177 Ill. App. 645 | Ill. App. Ct. | 1913
delivered the opinion of the court.
Complainant filed a bill of interpleader to require defendants to interplead and set up their respective claims to the proceeds of a policy, which it had issued on the life of one Moir in favor of appellant. By order of court the proceeds were deposited with the clerk of the court and complainant was released from any claim on account thereof.
The decree finds that the proceeds were impressed with a trust to pay Moir’s funeral expenses, incurred by appellee to the amount of $169.25, and directs the payment of said sum to appellee, and that the balance of the fund after deducting costs be paid to appellant.
The evidence relied upon in support of a trust of such character was wholly insufficient.
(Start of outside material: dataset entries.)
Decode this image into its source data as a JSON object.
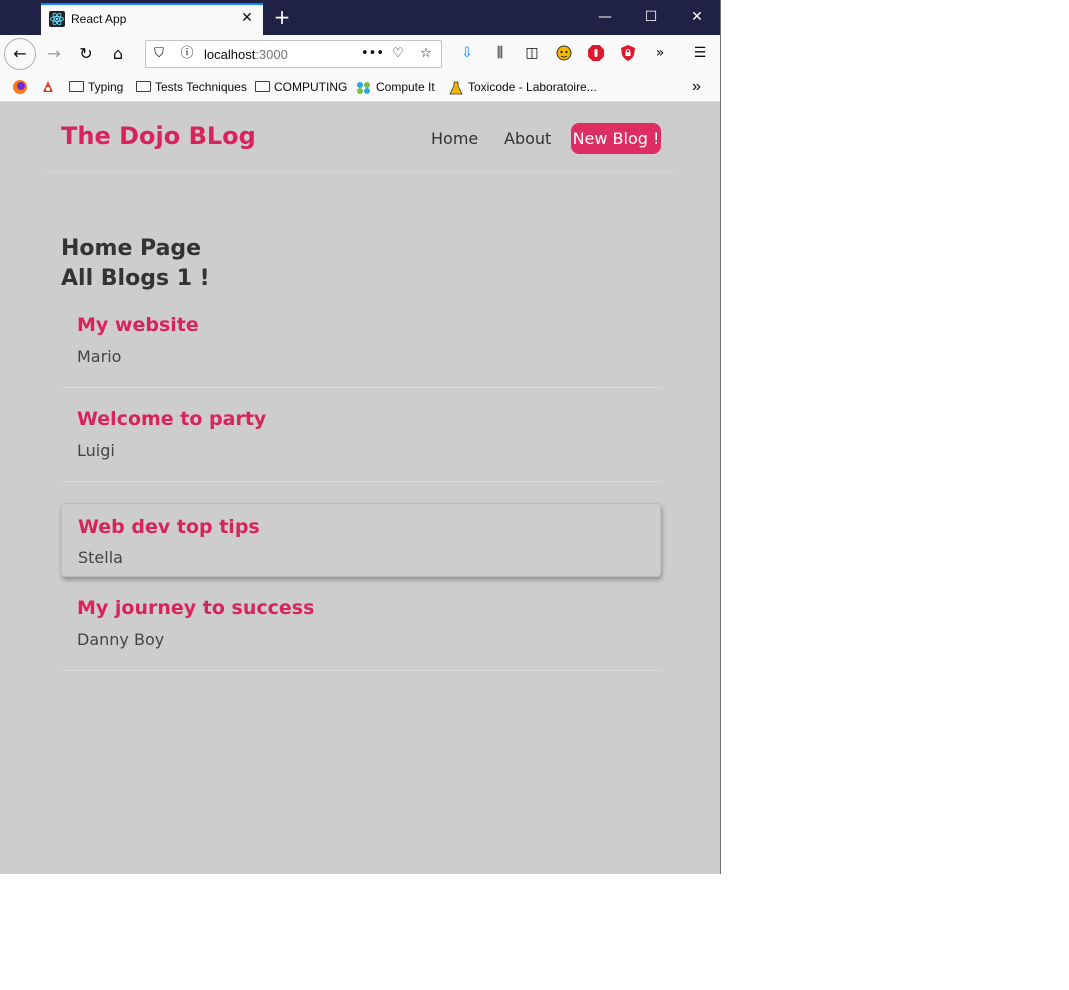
{
  "browser": {
    "tab_title": "React App",
    "url_host": "localhost",
    "url_port": ":3000",
    "bookmarks": [
      "Typing",
      "Tests Techniques",
      "COMPUTING",
      "Compute It",
      "Toxicode - Laboratoire..."
    ]
  },
  "site": {
    "title": "The Dojo BLog",
    "nav": {
      "home": "Home",
      "about": "About",
      "new_blog": "New Blog !"
    }
  },
  "main": {
    "heading": "Home Page",
    "subheading": "All Blogs 1 !",
    "blogs": [
      {
        "title": "My website",
        "author": "Mario"
      },
      {
        "title": "Welcome to party",
        "author": "Luigi"
      },
      {
        "title": "Web dev top tips",
        "author": "Stella"
      },
      {
        "title": "My journey to success",
        "author": "Danny Boy"
      }
    ]
  },
  "colors": {
    "accent": "#d8245c",
    "button": "#dd2d62",
    "page_bg": "#cdcdcd",
    "titlebar": "#1f2245"
  }
}
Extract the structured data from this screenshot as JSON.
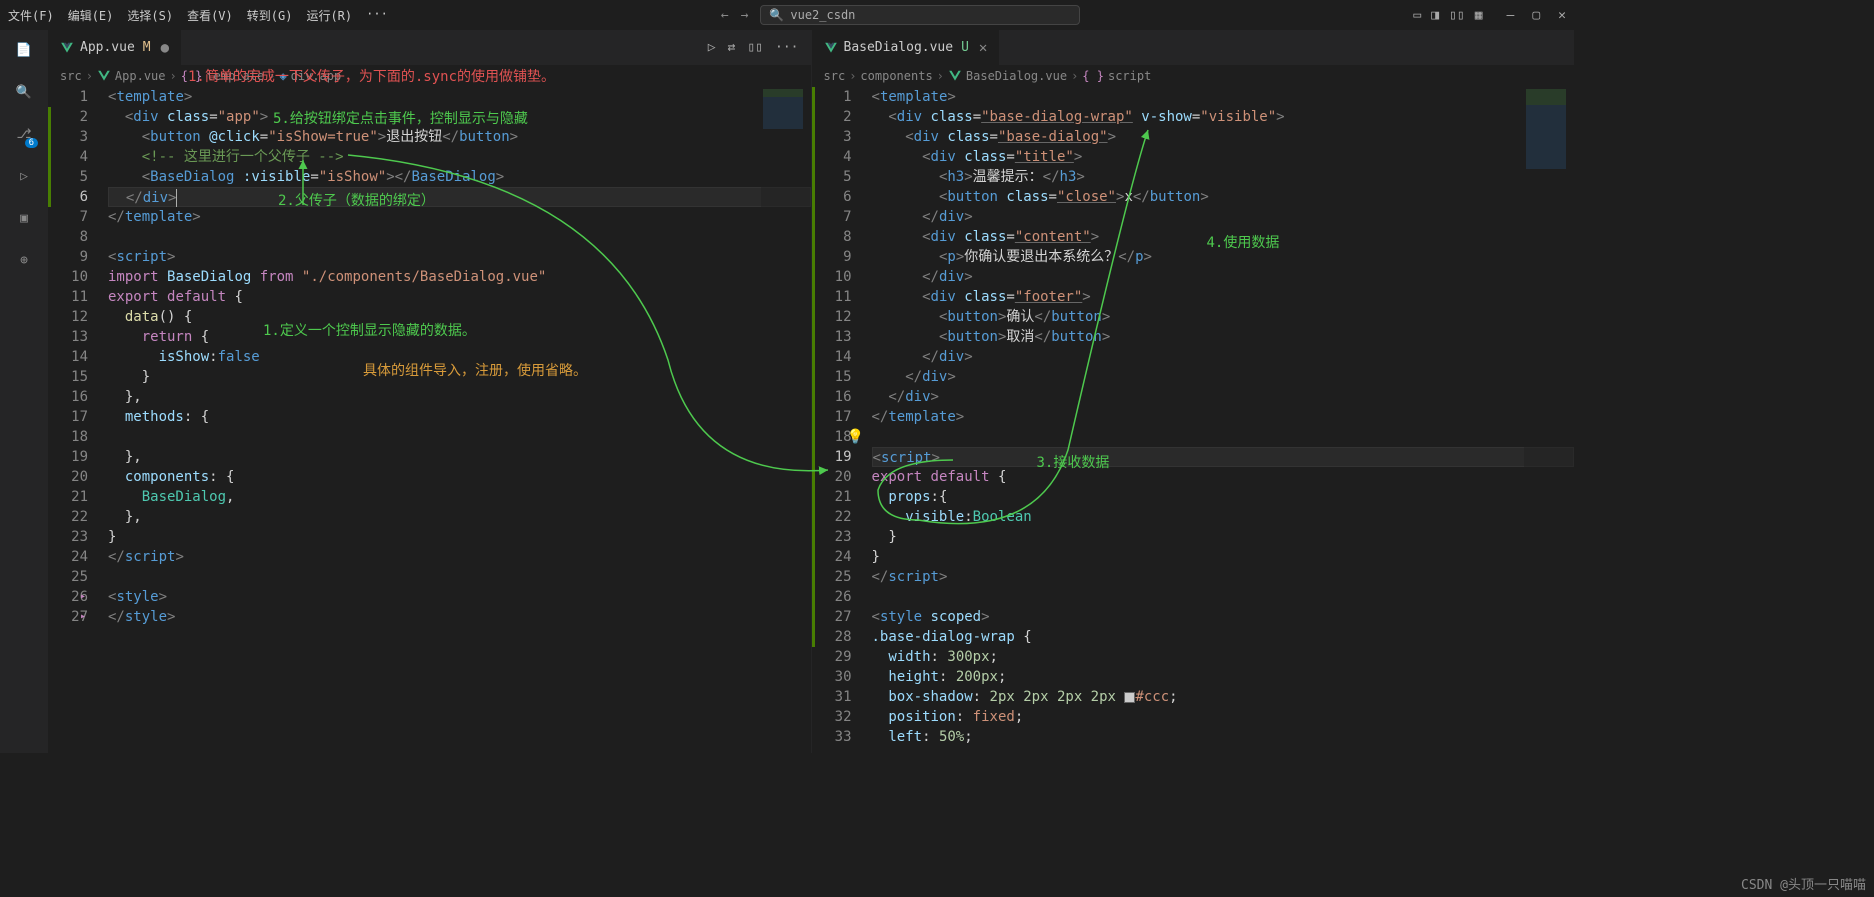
{
  "titlebar": {
    "menu": [
      "文件(F)",
      "编辑(E)",
      "选择(S)",
      "查看(V)",
      "转到(G)",
      "运行(R)",
      "···"
    ],
    "search_placeholder": "vue2_csdn"
  },
  "activity_badge": "6",
  "panes": {
    "left": {
      "tab": {
        "filename": "App.vue",
        "badge": "M"
      },
      "breadcrumb": [
        "src",
        "App.vue",
        "template",
        "div.app"
      ],
      "lines": [
        {
          "n": 1,
          "html": "<span class='tag-bracket'>&lt;</span><span class='tag-name'>template</span><span class='tag-bracket'>&gt;</span>"
        },
        {
          "n": 2,
          "html": "  <span class='tag-bracket'>&lt;</span><span class='tag-name'>div</span> <span class='attr-name'>class</span>=<span class='attr-val'>\"app\"</span><span class='tag-bracket'>&gt;</span>"
        },
        {
          "n": 3,
          "html": "    <span class='tag-bracket'>&lt;</span><span class='tag-name'>button</span> <span class='attr-name'>@click</span>=<span class='attr-val'>\"isShow=true\"</span><span class='tag-bracket'>&gt;</span><span class='text'>退出按钮</span><span class='tag-bracket'>&lt;/</span><span class='tag-name'>button</span><span class='tag-bracket'>&gt;</span>"
        },
        {
          "n": 4,
          "html": "    <span class='comment'>&lt;!-- 这里进行一个父传子 --&gt;</span>"
        },
        {
          "n": 5,
          "html": "    <span class='tag-bracket'>&lt;</span><span class='tag-name'>BaseDialog</span> <span class='attr-name'>:visible</span>=<span class='attr-val'>\"isShow\"</span><span class='tag-bracket'>&gt;&lt;/</span><span class='tag-name'>BaseDialog</span><span class='tag-bracket'>&gt;</span>"
        },
        {
          "n": 6,
          "active": true,
          "html": "  <span class='tag-bracket'>&lt;/</span><span class='tag-name'>div</span><span class='tag-bracket'>&gt;</span><span style='border-left:1px solid #aeafad;height:18px;display:inline-block;vertical-align:middle'></span>"
        },
        {
          "n": 7,
          "html": "<span class='tag-bracket'>&lt;/</span><span class='tag-name'>template</span><span class='tag-bracket'>&gt;</span>"
        },
        {
          "n": 8,
          "html": ""
        },
        {
          "n": 9,
          "html": "<span class='tag-bracket'>&lt;</span><span class='tag-name'>script</span><span class='tag-bracket'>&gt;</span>"
        },
        {
          "n": 10,
          "html": "<span class='keyword'>import</span> <span class='var'>BaseDialog</span> <span class='keyword'>from</span> <span class='string'>\"./components/BaseDialog.vue\"</span>"
        },
        {
          "n": 11,
          "html": "<span class='keyword'>export</span> <span class='keyword'>default</span> <span class='punct'>{</span>"
        },
        {
          "n": 12,
          "html": "  <span class='func'>data</span><span class='punct'>() {</span>"
        },
        {
          "n": 13,
          "html": "    <span class='keyword'>return</span> <span class='punct'>{</span>"
        },
        {
          "n": 14,
          "html": "      <span class='var'>isShow</span><span class='punct'>:</span><span class='keyword-blue'>false</span>"
        },
        {
          "n": 15,
          "html": "    <span class='punct'>}</span>"
        },
        {
          "n": 16,
          "html": "  <span class='punct'>},</span>"
        },
        {
          "n": 17,
          "html": "  <span class='var'>methods</span><span class='punct'>: {</span>"
        },
        {
          "n": 18,
          "html": ""
        },
        {
          "n": 19,
          "html": "  <span class='punct'>},</span>"
        },
        {
          "n": 20,
          "html": "  <span class='var'>components</span><span class='punct'>: {</span>"
        },
        {
          "n": 21,
          "html": "    <span class='class-name'>BaseDialog</span><span class='punct'>,</span>"
        },
        {
          "n": 22,
          "html": "  <span class='punct'>},</span>"
        },
        {
          "n": 23,
          "html": "<span class='punct'>}</span>"
        },
        {
          "n": 24,
          "html": "<span class='tag-bracket'>&lt;/</span><span class='tag-name'>script</span><span class='tag-bracket'>&gt;</span>"
        },
        {
          "n": 25,
          "html": ""
        },
        {
          "n": 26,
          "fold": true,
          "html": "<span class='tag-bracket'>&lt;</span><span class='tag-name'>style</span><span class='tag-bracket'>&gt;</span>"
        },
        {
          "n": 27,
          "fold": true,
          "html": "<span class='tag-bracket'>&lt;/</span><span class='tag-name'>style</span><span class='tag-bracket'>&gt;</span>"
        }
      ]
    },
    "right": {
      "tab": {
        "filename": "BaseDialog.vue",
        "badge": "U"
      },
      "breadcrumb": [
        "src",
        "components",
        "BaseDialog.vue",
        "script"
      ],
      "lines": [
        {
          "n": 1,
          "html": "<span class='tag-bracket'>&lt;</span><span class='tag-name'>template</span><span class='tag-bracket'>&gt;</span>"
        },
        {
          "n": 2,
          "html": "  <span class='tag-bracket'>&lt;</span><span class='tag-name'>div</span> <span class='attr-name'>class</span>=<span class='attr-val underline'>\"base-dialog-wrap\"</span> <span class='attr-name'>v-show</span>=<span class='attr-val'>\"visible\"</span><span class='tag-bracket'>&gt;</span>"
        },
        {
          "n": 3,
          "html": "    <span class='tag-bracket'>&lt;</span><span class='tag-name'>div</span> <span class='attr-name'>class</span>=<span class='attr-val underline'>\"base-dialog\"</span><span class='tag-bracket'>&gt;</span>"
        },
        {
          "n": 4,
          "html": "      <span class='tag-bracket'>&lt;</span><span class='tag-name'>div</span> <span class='attr-name'>class</span>=<span class='attr-val underline'>\"title\"</span><span class='tag-bracket'>&gt;</span>"
        },
        {
          "n": 5,
          "html": "        <span class='tag-bracket'>&lt;</span><span class='tag-name'>h3</span><span class='tag-bracket'>&gt;</span><span class='text'>温馨提示：</span><span class='tag-bracket'>&lt;/</span><span class='tag-name'>h3</span><span class='tag-bracket'>&gt;</span>"
        },
        {
          "n": 6,
          "html": "        <span class='tag-bracket'>&lt;</span><span class='tag-name'>button</span> <span class='attr-name'>class</span>=<span class='attr-val underline'>\"close\"</span><span class='tag-bracket'>&gt;</span><span class='text'>x</span><span class='tag-bracket'>&lt;/</span><span class='tag-name'>button</span><span class='tag-bracket'>&gt;</span>"
        },
        {
          "n": 7,
          "html": "      <span class='tag-bracket'>&lt;/</span><span class='tag-name'>div</span><span class='tag-bracket'>&gt;</span>"
        },
        {
          "n": 8,
          "html": "      <span class='tag-bracket'>&lt;</span><span class='tag-name'>div</span> <span class='attr-name'>class</span>=<span class='attr-val underline'>\"content\"</span><span class='tag-bracket'>&gt;</span>"
        },
        {
          "n": 9,
          "html": "        <span class='tag-bracket'>&lt;</span><span class='tag-name'>p</span><span class='tag-bracket'>&gt;</span><span class='text'>你确认要退出本系统么？</span><span class='tag-bracket'>&lt;/</span><span class='tag-name'>p</span><span class='tag-bracket'>&gt;</span>"
        },
        {
          "n": 10,
          "html": "      <span class='tag-bracket'>&lt;/</span><span class='tag-name'>div</span><span class='tag-bracket'>&gt;</span>"
        },
        {
          "n": 11,
          "html": "      <span class='tag-bracket'>&lt;</span><span class='tag-name'>div</span> <span class='attr-name'>class</span>=<span class='attr-val underline'>\"footer\"</span><span class='tag-bracket'>&gt;</span>"
        },
        {
          "n": 12,
          "html": "        <span class='tag-bracket'>&lt;</span><span class='tag-name'>button</span><span class='tag-bracket'>&gt;</span><span class='text'>确认</span><span class='tag-bracket'>&lt;/</span><span class='tag-name'>button</span><span class='tag-bracket'>&gt;</span>"
        },
        {
          "n": 13,
          "html": "        <span class='tag-bracket'>&lt;</span><span class='tag-name'>button</span><span class='tag-bracket'>&gt;</span><span class='text'>取消</span><span class='tag-bracket'>&lt;/</span><span class='tag-name'>button</span><span class='tag-bracket'>&gt;</span>"
        },
        {
          "n": 14,
          "html": "      <span class='tag-bracket'>&lt;/</span><span class='tag-name'>div</span><span class='tag-bracket'>&gt;</span>"
        },
        {
          "n": 15,
          "html": "    <span class='tag-bracket'>&lt;/</span><span class='tag-name'>div</span><span class='tag-bracket'>&gt;</span>"
        },
        {
          "n": 16,
          "html": "  <span class='tag-bracket'>&lt;/</span><span class='tag-name'>div</span><span class='tag-bracket'>&gt;</span>"
        },
        {
          "n": 17,
          "html": "<span class='tag-bracket'>&lt;/</span><span class='tag-name'>template</span><span class='tag-bracket'>&gt;</span>"
        },
        {
          "n": 18,
          "bulb": true,
          "html": ""
        },
        {
          "n": 19,
          "active": true,
          "html": "<span class='tag-bracket'>&lt;</span><span class='tag-name'>script</span><span class='tag-bracket'>&gt;</span>"
        },
        {
          "n": 20,
          "html": "<span class='keyword'>export</span> <span class='keyword'>default</span> <span class='punct'>{</span>"
        },
        {
          "n": 21,
          "html": "  <span class='var'>props</span><span class='punct'>:{</span>"
        },
        {
          "n": 22,
          "html": "    <span class='var'>visible</span><span class='punct'>:</span><span class='class-name'>Boolean</span>"
        },
        {
          "n": 23,
          "html": "  <span class='punct'>}</span>"
        },
        {
          "n": 24,
          "html": "<span class='punct'>}</span>"
        },
        {
          "n": 25,
          "html": "<span class='tag-bracket'>&lt;/</span><span class='tag-name'>script</span><span class='tag-bracket'>&gt;</span>"
        },
        {
          "n": 26,
          "html": ""
        },
        {
          "n": 27,
          "html": "<span class='tag-bracket'>&lt;</span><span class='tag-name'>style</span> <span class='attr-name'>scoped</span><span class='tag-bracket'>&gt;</span>"
        },
        {
          "n": 28,
          "html": "<span class='attr-name'>.base-dialog-wrap</span> <span class='punct'>{</span>"
        },
        {
          "n": 29,
          "html": "  <span class='css-prop'>width</span><span class='punct'>:</span> <span class='css-num'>300px</span><span class='punct'>;</span>"
        },
        {
          "n": 30,
          "html": "  <span class='css-prop'>height</span><span class='punct'>:</span> <span class='css-num'>200px</span><span class='punct'>;</span>"
        },
        {
          "n": 31,
          "html": "  <span class='css-prop'>box-shadow</span><span class='punct'>:</span> <span class='css-num'>2px 2px 2px 2px</span> <span style='background:#ccc;display:inline-block;width:11px;height:11px;border:1px solid #666;vertical-align:middle'></span><span class='css-val'>#ccc</span><span class='punct'>;</span>"
        },
        {
          "n": 32,
          "html": "  <span class='css-prop'>position</span><span class='punct'>:</span> <span class='css-val'>fixed</span><span class='punct'>;</span>"
        },
        {
          "n": 33,
          "html": "  <span class='css-prop'>left</span><span class='punct'>:</span> <span class='css-num'>50%</span><span class='punct'>;</span>"
        }
      ]
    }
  },
  "annotations": {
    "a1": "1.简单的完成一下父传子，为下面的.sync的使用做铺垫。",
    "a5": "5.给按钮绑定点击事件，控制显示与隐藏",
    "a2": "2.父传子（数据的绑定）",
    "a1def": "1.定义一个控制显示隐藏的数据。",
    "comp": "具体的组件导入，注册，使用省略。",
    "a4": "4.使用数据",
    "a3": "3.接收数据"
  },
  "watermark": "CSDN @头顶一只喵喵"
}
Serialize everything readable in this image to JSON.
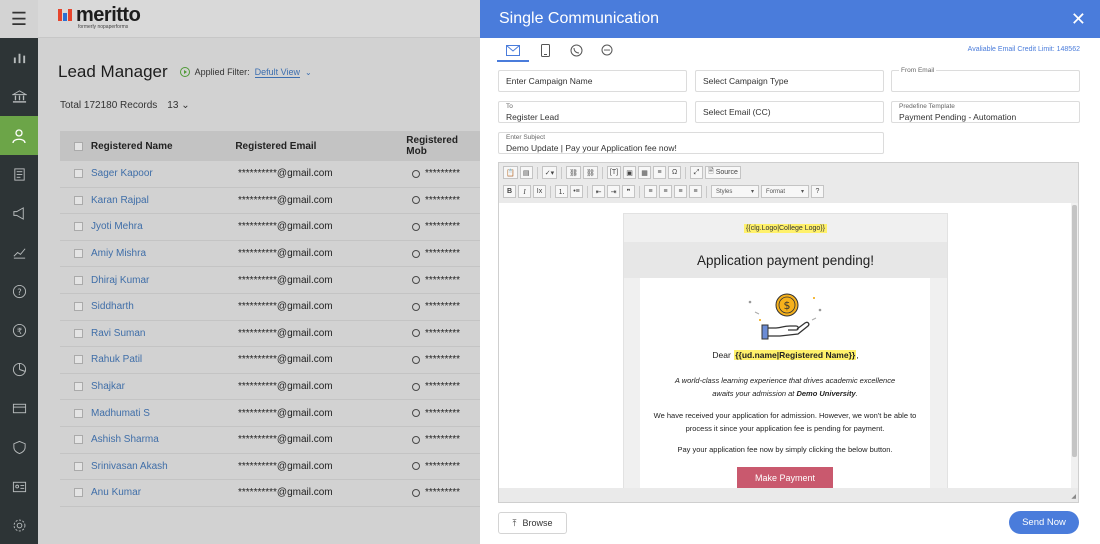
{
  "app": {
    "logo_text": "meritto",
    "logo_subtext": "formerly nopaperforms",
    "menu_icon": "hamburger-icon"
  },
  "sidebar": {
    "items": [
      {
        "icon": "bar-chart-icon"
      },
      {
        "icon": "institution-icon"
      },
      {
        "icon": "user-icon",
        "active": true
      },
      {
        "icon": "document-icon"
      },
      {
        "icon": "megaphone-icon"
      },
      {
        "icon": "analytics-icon"
      },
      {
        "icon": "help-icon"
      },
      {
        "icon": "rupee-icon"
      },
      {
        "icon": "pie-chart-icon"
      },
      {
        "icon": "card-icon"
      },
      {
        "icon": "shield-icon"
      },
      {
        "icon": "id-card-icon"
      },
      {
        "icon": "settings-icon"
      }
    ]
  },
  "page": {
    "title": "Lead Manager",
    "filter_label": "Applied Filter:",
    "filter_value": "Defult View",
    "records_label": "Total 172180 Records",
    "page_size": "13",
    "columns": [
      "Registered Name",
      "Registered Email",
      "Registered Mob"
    ],
    "leads": [
      {
        "name": "Sager Kapoor",
        "email": "**********@gmail.com",
        "mobile": "*********"
      },
      {
        "name": "Karan Rajpal",
        "email": "**********@gmail.com",
        "mobile": "*********"
      },
      {
        "name": "Jyoti Mehra",
        "email": "**********@gmail.com",
        "mobile": "*********"
      },
      {
        "name": "Amiy Mishra",
        "email": "**********@gmail.com",
        "mobile": "*********"
      },
      {
        "name": "Dhiraj Kumar",
        "email": "**********@gmail.com",
        "mobile": "*********"
      },
      {
        "name": "Siddharth",
        "email": "**********@gmail.com",
        "mobile": "*********"
      },
      {
        "name": "Ravi Suman",
        "email": "**********@gmail.com",
        "mobile": "*********"
      },
      {
        "name": "Rahuk Patil",
        "email": "**********@gmail.com",
        "mobile": "*********"
      },
      {
        "name": "Shajkar",
        "email": "**********@gmail.com",
        "mobile": "*********"
      },
      {
        "name": "Madhumati S",
        "email": "**********@gmail.com",
        "mobile": "*********"
      },
      {
        "name": "Ashish Sharma",
        "email": "**********@gmail.com",
        "mobile": "*********"
      },
      {
        "name": "Srinivasan Akash",
        "email": "**********@gmail.com",
        "mobile": "*********"
      },
      {
        "name": "Anu Kumar",
        "email": "**********@gmail.com",
        "mobile": "*********"
      }
    ]
  },
  "modal": {
    "title": "Single Communication",
    "close_icon": "close-icon",
    "channels": [
      "email-icon",
      "mobile-icon",
      "whatsapp-icon",
      "chat-icon"
    ],
    "credit_limit": "Avaliable Email Credit Limit: 148562",
    "campaign_name_placeholder": "Enter Campaign Name",
    "campaign_type_placeholder": "Select Campaign Type",
    "from_email_label": "From Email",
    "from_email_value": "",
    "to_label": "To",
    "to_value": "Register Lead",
    "cc_placeholder": "Select Email (CC)",
    "template_label": "Predefine Template",
    "template_value": "Payment Pending - Automation",
    "subject_label": "Enter Subject",
    "subject_value": "Demo Update | Pay your Application fee now!",
    "toolbar": {
      "source_label": "Source",
      "styles_label": "Styles",
      "format_label": "Format",
      "help_label": "?",
      "bold_label": "B",
      "italic_label": "I"
    },
    "email": {
      "logo_placeholder": "{{clg.Logo|College Logo}}",
      "heading": "Application payment pending!",
      "dear_prefix": "Dear",
      "name_token": "{{ud.name|Registered Name}}",
      "intro_line1": "A world-class learning experience that drives academic excellence",
      "intro_line2_prefix": "awaits your admission at",
      "university": "Demo University",
      "para1": "We have received your application for admission. However, we won't be able to process it since your application fee is pending for payment.",
      "para2": "Pay your application fee now by simply clicking the below button.",
      "button_label": "Make Payment"
    },
    "browse_label": "Browse",
    "send_label": "Send Now"
  },
  "colors": {
    "accent_blue": "#4a7cdb",
    "sidebar_active": "#6ca548",
    "payment_button": "#c9596e",
    "highlight": "#fff16b"
  }
}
The only evidence as to the declarations of Moir prior to, or contemporaneous with, the taking out of the policy, was by appellant and to the effect that the same was taken out for the benefit of her children, and she testified that there was no agreement or understanding by her with Moir of any other character. She expressly denied any agreement with him to pay out of the proceeds the expenses of his last illness and burial. The only evidence relied' upon by ■ appellee consisted of alleged statements made by Moir to one Foster after the issuance of the policy to the effect that he carried burial insurance to the amount of $300, and wanted a “good funeral.” Such declarations were not admissible to vary the construction of the policy, and were insufficient to raise a trust in respect to its proceeds. Wason v. Colburn, 99 Mass. 342. A trust could not be created or declared by voluntary statements of that character to a stranger after issuance of the policy. Nor were they binding upon appellant who had a vested right to the fund unless power to divest her of that right was specially reserved to the assured by some provision of the policy. Mutual Life Ins. Co. of New York v. Allen, 212 Ill. 134; 25 Cyc. 889. The policy was lost and there was no evidence of its contents, or that it had any such reservation. The declarations of a grantor to create a trust must be prior to, or contemporaneous with, the vesting of rights under the instrument under which the trust is claimed. 1 Perry on Trusts (3rd Ed.) sec. 77.
In the cases cited by appellee there was either proof of an express trust or admission of its existence by the trustee. There was no proof of that character in this case. Two letters from appellant were received in evidence, presumably as tending to prove such an admission. One was to the company, stating that she was the beneficiary and asking if it had paid the policy to anyone, or the expenses of Moir’s illness and burial, and saying that if it had, she was entitled to the balance. The other letter was to a relative of Moir, saying that had she been in Chicago at the time of his death, she would gladly have borne all the expenses of his illness and burial, and that when she collects the insurance money she will confer with him as to such expenses and the payment of the same. These expressions did not constitute admission of her liability to pay such expenses, or that she was the beneficiary of the fund for such purpose.
The decree must be reversed and the cause remanded with directions that a decree be entered, awarding the proceeds of the policy to appellant as the beneficiary named therein.
Reversed and remanded with directions.